Note that in Embodiment 2, the cut 8 with a V-shape is provided at one end of the break line 6 on the fin 2; however, the configuration of the cut 8 is not limited thereto and the cut 8 with a V-shape may be provided at the opposite ends of the break line 6 on the fin 2. While the cut 8 has a V-shape, the shape of the cut 8 is not limited thereto. The cut 8 may have any other shape as long as the shape achieves the effect of easily breaking the fin 2 along the break line 6 when bending is performed.
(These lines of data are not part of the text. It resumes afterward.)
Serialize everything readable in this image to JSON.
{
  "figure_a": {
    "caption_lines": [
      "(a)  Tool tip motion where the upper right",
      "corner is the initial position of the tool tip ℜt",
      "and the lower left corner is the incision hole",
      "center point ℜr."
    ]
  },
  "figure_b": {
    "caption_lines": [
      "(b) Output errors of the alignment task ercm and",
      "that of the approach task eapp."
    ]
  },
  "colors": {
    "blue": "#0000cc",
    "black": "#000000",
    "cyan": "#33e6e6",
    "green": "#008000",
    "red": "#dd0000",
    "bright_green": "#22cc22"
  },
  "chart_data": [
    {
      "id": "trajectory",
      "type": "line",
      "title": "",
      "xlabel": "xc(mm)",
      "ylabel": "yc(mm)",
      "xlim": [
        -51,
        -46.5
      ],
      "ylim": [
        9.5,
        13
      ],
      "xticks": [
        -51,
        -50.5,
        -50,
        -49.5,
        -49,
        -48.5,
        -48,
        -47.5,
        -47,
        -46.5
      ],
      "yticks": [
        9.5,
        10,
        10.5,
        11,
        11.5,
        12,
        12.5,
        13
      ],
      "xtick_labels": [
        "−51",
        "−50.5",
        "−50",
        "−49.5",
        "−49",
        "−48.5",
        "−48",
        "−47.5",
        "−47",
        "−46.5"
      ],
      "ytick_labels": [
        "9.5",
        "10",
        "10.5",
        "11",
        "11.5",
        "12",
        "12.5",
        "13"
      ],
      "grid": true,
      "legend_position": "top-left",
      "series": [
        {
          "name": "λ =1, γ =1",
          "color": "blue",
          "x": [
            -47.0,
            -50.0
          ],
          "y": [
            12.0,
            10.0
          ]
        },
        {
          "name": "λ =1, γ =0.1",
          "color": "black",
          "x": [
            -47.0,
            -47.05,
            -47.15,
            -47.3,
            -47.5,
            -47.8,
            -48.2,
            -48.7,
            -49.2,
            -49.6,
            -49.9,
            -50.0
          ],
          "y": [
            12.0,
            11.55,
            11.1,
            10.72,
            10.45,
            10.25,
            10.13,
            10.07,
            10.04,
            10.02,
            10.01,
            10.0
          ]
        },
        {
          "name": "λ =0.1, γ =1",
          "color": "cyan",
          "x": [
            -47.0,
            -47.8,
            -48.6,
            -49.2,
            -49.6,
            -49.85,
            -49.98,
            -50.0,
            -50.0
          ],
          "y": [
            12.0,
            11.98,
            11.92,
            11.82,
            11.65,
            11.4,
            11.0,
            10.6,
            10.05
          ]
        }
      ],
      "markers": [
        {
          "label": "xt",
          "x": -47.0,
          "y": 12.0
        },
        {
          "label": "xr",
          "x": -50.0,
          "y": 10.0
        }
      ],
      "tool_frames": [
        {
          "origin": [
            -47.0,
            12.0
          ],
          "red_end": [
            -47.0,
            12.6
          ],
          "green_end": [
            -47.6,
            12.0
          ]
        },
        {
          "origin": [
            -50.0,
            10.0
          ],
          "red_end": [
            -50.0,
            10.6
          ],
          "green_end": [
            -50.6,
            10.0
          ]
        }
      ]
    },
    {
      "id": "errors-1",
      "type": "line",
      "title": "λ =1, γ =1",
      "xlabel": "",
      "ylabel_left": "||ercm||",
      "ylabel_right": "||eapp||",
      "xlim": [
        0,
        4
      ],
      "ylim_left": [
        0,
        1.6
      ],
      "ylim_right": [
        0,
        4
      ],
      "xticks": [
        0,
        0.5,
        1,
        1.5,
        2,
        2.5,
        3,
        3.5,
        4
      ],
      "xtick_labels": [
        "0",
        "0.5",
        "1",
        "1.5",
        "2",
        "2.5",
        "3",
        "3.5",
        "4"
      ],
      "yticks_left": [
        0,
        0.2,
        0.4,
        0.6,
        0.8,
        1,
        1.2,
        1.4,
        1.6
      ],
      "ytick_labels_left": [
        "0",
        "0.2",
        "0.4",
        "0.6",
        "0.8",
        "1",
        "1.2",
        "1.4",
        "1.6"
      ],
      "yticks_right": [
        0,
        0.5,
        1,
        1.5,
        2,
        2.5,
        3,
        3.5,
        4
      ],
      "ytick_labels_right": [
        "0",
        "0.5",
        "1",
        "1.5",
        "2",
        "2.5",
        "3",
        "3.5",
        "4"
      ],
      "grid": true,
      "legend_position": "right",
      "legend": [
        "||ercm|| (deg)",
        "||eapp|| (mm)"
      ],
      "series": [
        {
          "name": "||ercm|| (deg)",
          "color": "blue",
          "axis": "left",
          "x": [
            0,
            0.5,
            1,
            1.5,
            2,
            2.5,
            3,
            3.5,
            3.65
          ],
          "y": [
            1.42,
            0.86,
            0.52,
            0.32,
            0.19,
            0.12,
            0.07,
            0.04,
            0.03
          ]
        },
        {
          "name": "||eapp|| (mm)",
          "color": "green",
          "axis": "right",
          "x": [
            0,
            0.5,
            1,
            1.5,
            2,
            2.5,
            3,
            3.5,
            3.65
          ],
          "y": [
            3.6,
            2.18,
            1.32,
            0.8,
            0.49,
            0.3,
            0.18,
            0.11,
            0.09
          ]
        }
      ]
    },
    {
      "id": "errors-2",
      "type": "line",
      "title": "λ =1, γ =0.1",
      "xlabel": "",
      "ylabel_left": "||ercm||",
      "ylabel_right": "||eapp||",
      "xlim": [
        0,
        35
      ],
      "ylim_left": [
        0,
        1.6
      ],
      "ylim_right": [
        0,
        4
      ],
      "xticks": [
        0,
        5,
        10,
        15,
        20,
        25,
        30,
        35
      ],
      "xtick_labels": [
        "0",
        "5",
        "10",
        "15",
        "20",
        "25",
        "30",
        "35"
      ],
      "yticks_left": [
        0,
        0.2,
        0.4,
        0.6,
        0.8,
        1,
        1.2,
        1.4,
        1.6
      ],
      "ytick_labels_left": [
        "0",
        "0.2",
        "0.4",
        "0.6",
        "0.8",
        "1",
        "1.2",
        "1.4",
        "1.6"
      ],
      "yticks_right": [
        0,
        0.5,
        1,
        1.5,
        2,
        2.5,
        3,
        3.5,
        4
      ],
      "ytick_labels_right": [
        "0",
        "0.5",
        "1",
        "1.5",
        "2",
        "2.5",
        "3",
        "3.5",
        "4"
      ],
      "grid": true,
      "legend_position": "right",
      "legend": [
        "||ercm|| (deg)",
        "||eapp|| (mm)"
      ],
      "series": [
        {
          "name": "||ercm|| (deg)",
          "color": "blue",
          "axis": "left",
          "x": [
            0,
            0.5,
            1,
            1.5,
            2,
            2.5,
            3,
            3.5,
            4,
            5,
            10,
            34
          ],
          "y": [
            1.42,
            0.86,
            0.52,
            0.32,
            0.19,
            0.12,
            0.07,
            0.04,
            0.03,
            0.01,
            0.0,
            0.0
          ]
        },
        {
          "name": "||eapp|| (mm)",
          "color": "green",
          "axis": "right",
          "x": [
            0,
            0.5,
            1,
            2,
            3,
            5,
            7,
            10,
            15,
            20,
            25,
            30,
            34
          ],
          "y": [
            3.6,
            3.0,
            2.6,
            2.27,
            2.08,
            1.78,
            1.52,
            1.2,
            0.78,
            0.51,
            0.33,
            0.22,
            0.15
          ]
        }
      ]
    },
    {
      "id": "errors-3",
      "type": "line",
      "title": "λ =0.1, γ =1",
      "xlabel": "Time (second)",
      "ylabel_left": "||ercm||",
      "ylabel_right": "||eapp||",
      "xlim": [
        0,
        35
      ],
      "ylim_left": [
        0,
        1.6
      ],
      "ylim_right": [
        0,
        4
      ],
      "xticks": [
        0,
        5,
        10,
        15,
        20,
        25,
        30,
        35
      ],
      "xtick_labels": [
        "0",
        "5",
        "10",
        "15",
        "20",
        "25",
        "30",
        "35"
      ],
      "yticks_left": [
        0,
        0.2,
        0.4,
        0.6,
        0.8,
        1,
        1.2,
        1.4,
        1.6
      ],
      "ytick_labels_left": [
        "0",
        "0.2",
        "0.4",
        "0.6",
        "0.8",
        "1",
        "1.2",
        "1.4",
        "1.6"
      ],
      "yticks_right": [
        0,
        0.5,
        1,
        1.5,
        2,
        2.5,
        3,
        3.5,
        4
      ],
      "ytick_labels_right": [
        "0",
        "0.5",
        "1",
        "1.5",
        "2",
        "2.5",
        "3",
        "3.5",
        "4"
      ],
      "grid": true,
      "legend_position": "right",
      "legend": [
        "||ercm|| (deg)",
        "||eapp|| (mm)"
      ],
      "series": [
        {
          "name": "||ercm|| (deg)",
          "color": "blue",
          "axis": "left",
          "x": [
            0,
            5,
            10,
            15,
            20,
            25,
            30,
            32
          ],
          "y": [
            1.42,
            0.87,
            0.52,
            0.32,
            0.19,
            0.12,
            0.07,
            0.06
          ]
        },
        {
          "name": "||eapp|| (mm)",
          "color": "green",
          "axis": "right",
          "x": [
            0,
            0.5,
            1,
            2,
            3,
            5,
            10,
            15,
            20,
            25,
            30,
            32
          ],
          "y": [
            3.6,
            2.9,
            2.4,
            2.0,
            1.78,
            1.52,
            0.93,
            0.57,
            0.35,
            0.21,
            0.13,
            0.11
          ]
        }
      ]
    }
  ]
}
As illustrated in FIG. 7, in a case where the break lines 6 are provided at two locations in plan view of the fins 2, it is preferable that the cut 8 with a V-shape is provided at one end of each of the break lines 6.

REFERENCE SIGNS LIST

1 flat tube 2 fin 3 liquid header 4 gas header 5 cutout 6 break line 7 row-crossing header 8 cut 9 airflow direction 100 heat exchanger 100a bent portion

Claims

1. A heat exchanger comprising:

a plurality of flat tubes spaced apart from each other and located in parallel;

a header configured to connect end portions of the plurality of flat tubes; and

a fin joined between the flat tubes adjacent to each other, wherein

the fin is provided with a break line configured to break the fin when bending is performed, and

a cut is provided at both ends of the break line on the fin.

2. The heat exchanger of claim 1, wherein

a plurality of the break lines are provided, and

the break lines are provided at a same position on the fin in a longitudinal direction of the flat tubes.

3. The heat exchanger of claim 1, wherein the break line is provided at a position of a center of a bent portion that is a portion of the heat exchanger to be bent when bending is performed.

4. (canceled)

5. The heat exchanger of claim 1, wherein the break line is constituted by a plurality of holes brined on the fin.